Il marcha encore, la direction n’avait pas d’importance. Sans le savoir, il prenait le chemin de la rue du Bac ; sans le savoir, il faisait, en sens inverse, le trajet de Pal, qui, un matin de septembre 1941, avait quitté Paris pour suivre les sentiers de la guerre. C’est alors qu’il la vit, accompagnée de son fils, Philippe, dans son landau : Laura. Elle lui souriait, elle avait reconnu de loin l’immense silhouette. Quelle surprise ! Quelle extraordinaire surprise que ces retrouvailles, ici et maintenant. Elle souriait, plus belle que jamais. Elle et son fils sans père retrouvaient Gros, ici : ils pensèrent au destin, peut-être au hasard, mais le monde est trop petit pour qu’on puisse jurer ne jamais se revoir. Ne se perdent de vue que ceux qui le veulent vraiment.

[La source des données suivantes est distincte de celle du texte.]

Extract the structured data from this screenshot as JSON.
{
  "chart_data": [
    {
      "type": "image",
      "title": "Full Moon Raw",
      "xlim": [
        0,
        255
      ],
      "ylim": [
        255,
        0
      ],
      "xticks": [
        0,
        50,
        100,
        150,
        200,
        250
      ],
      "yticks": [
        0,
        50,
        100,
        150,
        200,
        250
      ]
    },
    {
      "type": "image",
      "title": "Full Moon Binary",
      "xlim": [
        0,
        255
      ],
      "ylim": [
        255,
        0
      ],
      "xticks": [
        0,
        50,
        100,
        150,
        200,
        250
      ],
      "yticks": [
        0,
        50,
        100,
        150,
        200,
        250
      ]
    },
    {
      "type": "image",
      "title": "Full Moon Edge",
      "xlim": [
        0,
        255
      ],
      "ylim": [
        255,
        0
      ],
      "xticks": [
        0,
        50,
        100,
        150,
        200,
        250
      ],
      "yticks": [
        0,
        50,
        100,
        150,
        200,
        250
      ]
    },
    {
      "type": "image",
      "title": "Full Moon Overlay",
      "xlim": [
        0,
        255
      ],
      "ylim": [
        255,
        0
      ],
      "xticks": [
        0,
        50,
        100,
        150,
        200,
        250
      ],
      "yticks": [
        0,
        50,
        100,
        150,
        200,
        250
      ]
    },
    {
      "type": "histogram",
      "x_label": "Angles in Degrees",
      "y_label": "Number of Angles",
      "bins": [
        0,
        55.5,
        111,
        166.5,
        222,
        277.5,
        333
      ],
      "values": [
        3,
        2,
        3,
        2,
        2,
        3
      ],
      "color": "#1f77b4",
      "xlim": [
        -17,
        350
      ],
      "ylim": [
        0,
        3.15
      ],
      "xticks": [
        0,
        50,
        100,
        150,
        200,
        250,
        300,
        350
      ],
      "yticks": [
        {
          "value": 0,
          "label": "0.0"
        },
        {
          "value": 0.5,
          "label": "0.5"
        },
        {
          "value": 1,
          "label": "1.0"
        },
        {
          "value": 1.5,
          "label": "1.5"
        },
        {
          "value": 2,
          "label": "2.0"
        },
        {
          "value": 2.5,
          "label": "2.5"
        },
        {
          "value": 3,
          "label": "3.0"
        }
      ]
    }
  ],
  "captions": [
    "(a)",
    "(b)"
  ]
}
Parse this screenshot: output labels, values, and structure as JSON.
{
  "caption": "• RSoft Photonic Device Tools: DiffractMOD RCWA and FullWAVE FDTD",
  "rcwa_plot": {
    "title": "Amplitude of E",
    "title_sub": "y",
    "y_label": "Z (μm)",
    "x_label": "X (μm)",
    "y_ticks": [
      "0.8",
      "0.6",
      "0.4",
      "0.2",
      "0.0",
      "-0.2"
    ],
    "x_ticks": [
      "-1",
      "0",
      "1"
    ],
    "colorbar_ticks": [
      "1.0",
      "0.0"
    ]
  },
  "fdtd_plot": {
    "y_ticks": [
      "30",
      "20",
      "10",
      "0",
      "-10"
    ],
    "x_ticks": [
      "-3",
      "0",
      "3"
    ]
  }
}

Gros se précipita vers Laura, il l’enlaça de toutes ses forces.

— J’ai eu si peur de ne plus te retrouver ! s’écria la jeune femme.

Elle avait eu peur pour lui ; Gros ferma les yeux de bonheur, et, discrètement, il posa sa main sur la tête du fils nouveau.

— Que fais-tu à Paris ? demanda le géant.

— Je suis venue voir le père de Pal. Il y a aussi Stanislas et Doff avec moi.

Ils se sourirent.

— Reviens à Londres avec nous, lui dit Laura. Reviens à Londres, tu veux bien ?

— Oui.

— Tout le monde t’attend là-bas. Nous voulons aller dans le manoir de mes grands-parents. Quelques jours. Pour nous souvenir de Pal et des morts.

— Tous ensemble ?

— Tous ensemble. Comme pendant les écoles. Mais nous n’aurons plus à nous lever à l’aube. Nous ne souffrirons plus. Nous avons gagné la guerre.

Philippe, dans son landau, se manifesta.

— Veux-tu le porter ? proposa Laura.

— J’aimerais tant.

Elle mit le fils dans les bras de Gros, débordant d’amour, qui le serra délicatement contre lui ; et l’enfant posa ses minuscules mains sur les énormes joues de celui qui deviendrait un peu son père.

Qu’allaient-ils devenir ? Ce n’était pas important. Les démons reviendraient, ils le savaient. Car l’Humanité oublie facilement. Pour se souvenir, elle construirait des monuments et des statues, elle confierait sa mémoire à des pierres. Les pierres n’oublient jamais, mais personne ne les écoute ; et les démons reviendraient. Mais il resterait toujours des Hommes quelque part.